About 25 years ago, there was an invasion on the streets of Paris.
Although not many people noticed at the time, tiny colourful aliens and spaceships began appearing in alleyways, under bridges and above doorways.
It was an onslaught that would spread across the globe.
The unusual creatures were mosaics designed to look like vintage video game characters and they were the work of a street artist only known as Invader.
Invader has gone on to work on similar projects in nearly 70 cities across 33 countries.
His work has been displayed at exhibitions in galleries and there is even a smartphone app which rewards points to fans who find some of his more obscure creations.
Like Banksy, nobody is really sure who Invader his. His parents apparently think he works as a tiler in the construction industry.
Ian Cuthbert Imrie has been told to take down his 10ft tall paintings of John Lennon, Michael Jackson and David Bowie, after he installed them on the side of a Mill Street building without the proper consent.
Like all art, some people love it and others aren’t so keen.
But the bigger question is, should they be allowed to stay?
And if they become fixtures, is this going to set a precedent for other artists?

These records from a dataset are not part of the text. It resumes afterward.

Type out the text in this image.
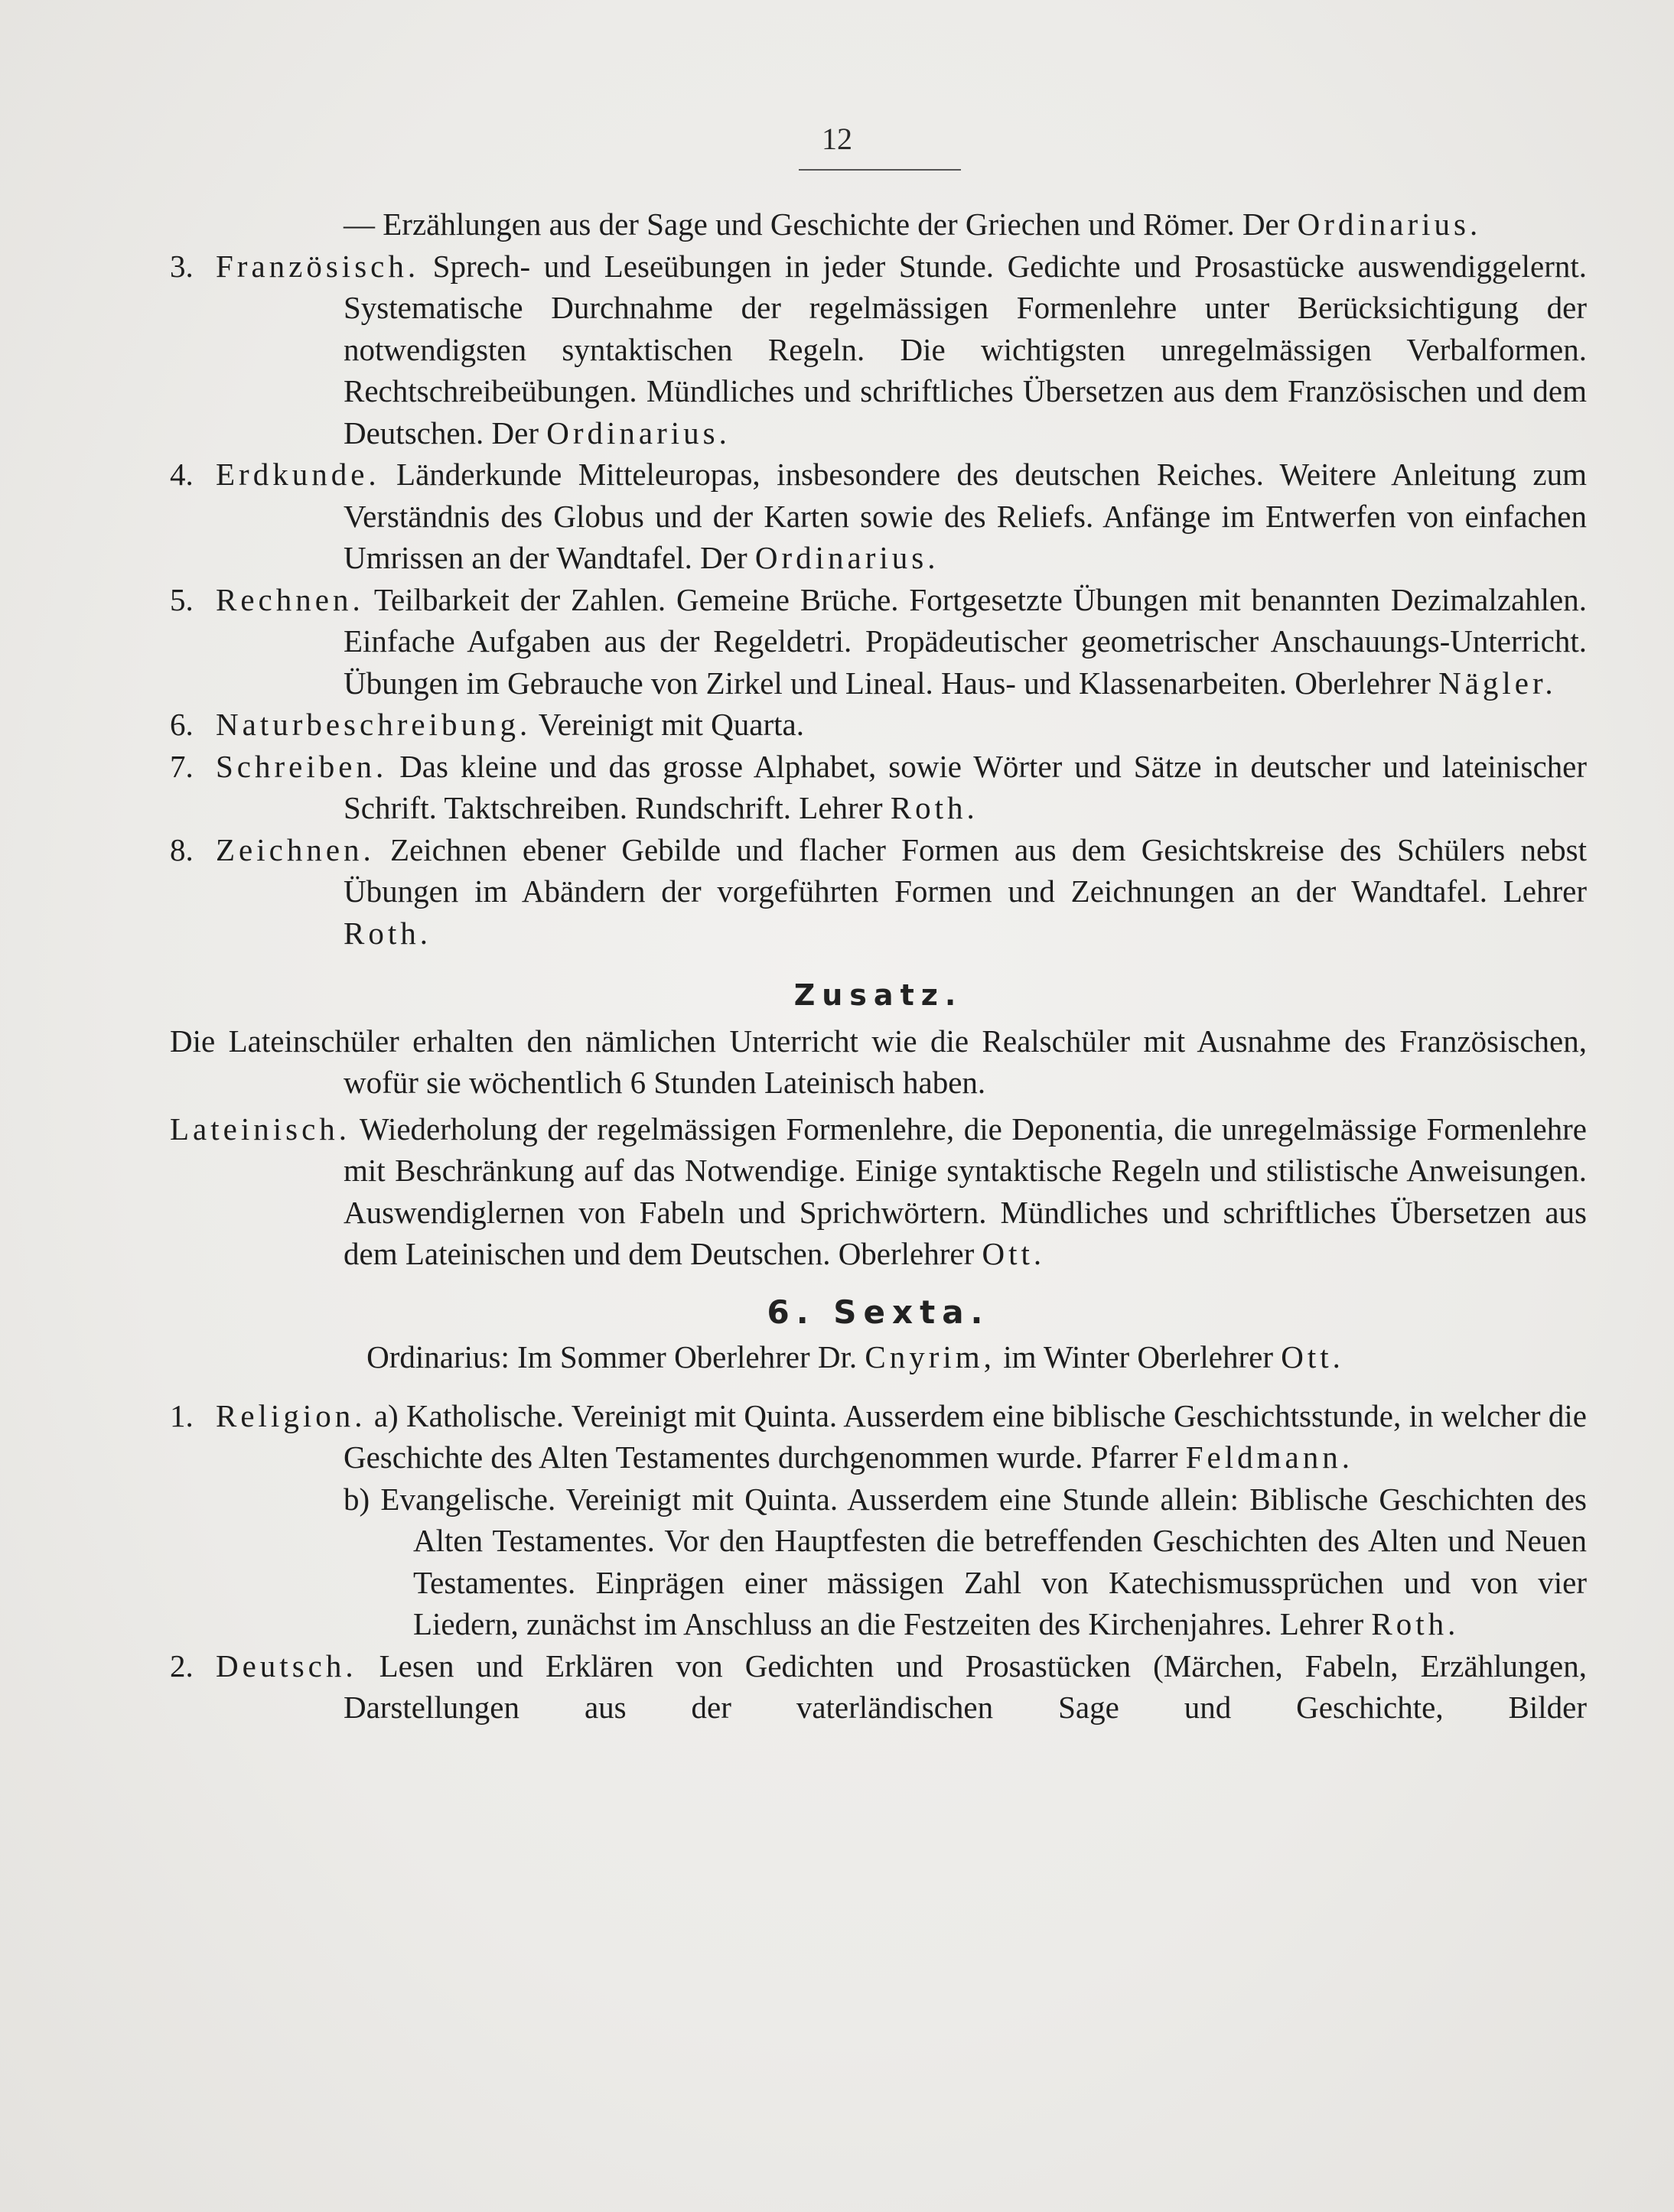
12
— Erzählungen aus der Sage und Geschichte der Griechen und Römer. Der Ordinarius.
3. Französisch. Sprech- und Leseübungen in jeder Stunde. Gedichte und Prosastücke auswendiggelernt. Systematische Durchnahme der regelmässigen Formenlehre unter Berücksichtigung der notwendigsten syntaktischen Regeln. Die wichtigsten unregelmässigen Verbalformen. Rechtschreibeübungen. Mündliches und schriftliches Übersetzen aus dem Französischen und dem Deutschen. Der Ordinarius.
4. Erdkunde. Länderkunde Mitteleuropas, insbesondere des deutschen Reiches. Weitere Anleitung zum Verständnis des Globus und der Karten sowie des Reliefs. Anfänge im Entwerfen von einfachen Umrissen an der Wandtafel. Der Ordinarius.
5. Rechnen. Teilbarkeit der Zahlen. Gemeine Brüche. Fortgesetzte Übungen mit benannten Dezimalzahlen. Einfache Aufgaben aus der Regeldetri. Propädeutischer geometrischer Anschauungs-Unterricht. Übungen im Gebrauche von Zirkel und Lineal. Haus- und Klassenarbeiten. Oberlehrer Nägler.
6. Naturbeschreibung. Vereinigt mit Quarta.
7. Schreiben. Das kleine und das grosse Alphabet, sowie Wörter und Sätze in deutscher und lateinischer Schrift. Taktschreiben. Rundschrift. Lehrer Roth.
8. Zeichnen. Zeichnen ebener Gebilde und flacher Formen aus dem Gesichtskreise des Schülers nebst Übungen im Abändern der vorgeführten Formen und Zeichnungen an der Wandtafel. Lehrer Roth.
Zusatz.
Die Lateinschüler erhalten den nämlichen Unterricht wie die Realschüler mit Ausnahme des Französischen, wofür sie wöchentlich 6 Stunden Lateinisch haben.
Lateinisch. Wiederholung der regelmässigen Formenlehre, die Deponentia, die unregelmässige Formenlehre mit Beschränkung auf das Notwendige. Einige syntaktische Regeln und stilistische Anweisungen. Auswendiglernen von Fabeln und Sprichwörtern. Mündliches und schriftliches Übersetzen aus dem Lateinischen und dem Deutschen. Oberlehrer Ott.
6. Sexta.
Ordinarius: Im Sommer Oberlehrer Dr. Cnyrim, im Winter Oberlehrer Ott.
1. Religion. a) Katholische. Vereinigt mit Quinta. Ausserdem eine biblische Geschichtsstunde, in welcher die Geschichte des Alten Testamentes durchgenommen wurde. Pfarrer Feldmann.
b) Evangelische. Vereinigt mit Quinta. Ausserdem eine Stunde allein: Biblische Geschichten des Alten Testamentes. Vor den Hauptfesten die betreffenden Geschichten des Alten und Neuen Testamentes. Einprägen einer mässigen Zahl von Katechismussprüchen und von vier Liedern, zunächst im Anschluss an die Festzeiten des Kirchenjahres. Lehrer Roth.
2. Deutsch. Lesen und Erklären von Gedichten und Prosastücken (Märchen, Fabeln, Erzählungen, Darstellungen aus der vaterländischen Sage und Geschichte, Bilder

Could Perth be at the dawning of a artistic free-for-all?
Street art can be a thorny subject. For some, it’s hard to differentiate between a worthy piece of provocative artwork and a party balloon-style sketch of someone’s nether regions.
But done properly, good street art can be a tourist magnet and even profitable. Rundown areas of cities can be transformed by colourful murals, like the work of Sam Bates, aka Smug, in Glasgow.
If Perth is serious about becoming one of Scotland’s cultural hotspots, it will need to think about stepping onboard the graffiti gravy train.
Brightening up drab empty walls and darkened alleys with eye-catching graphics could inject some much needed punk rock into the place.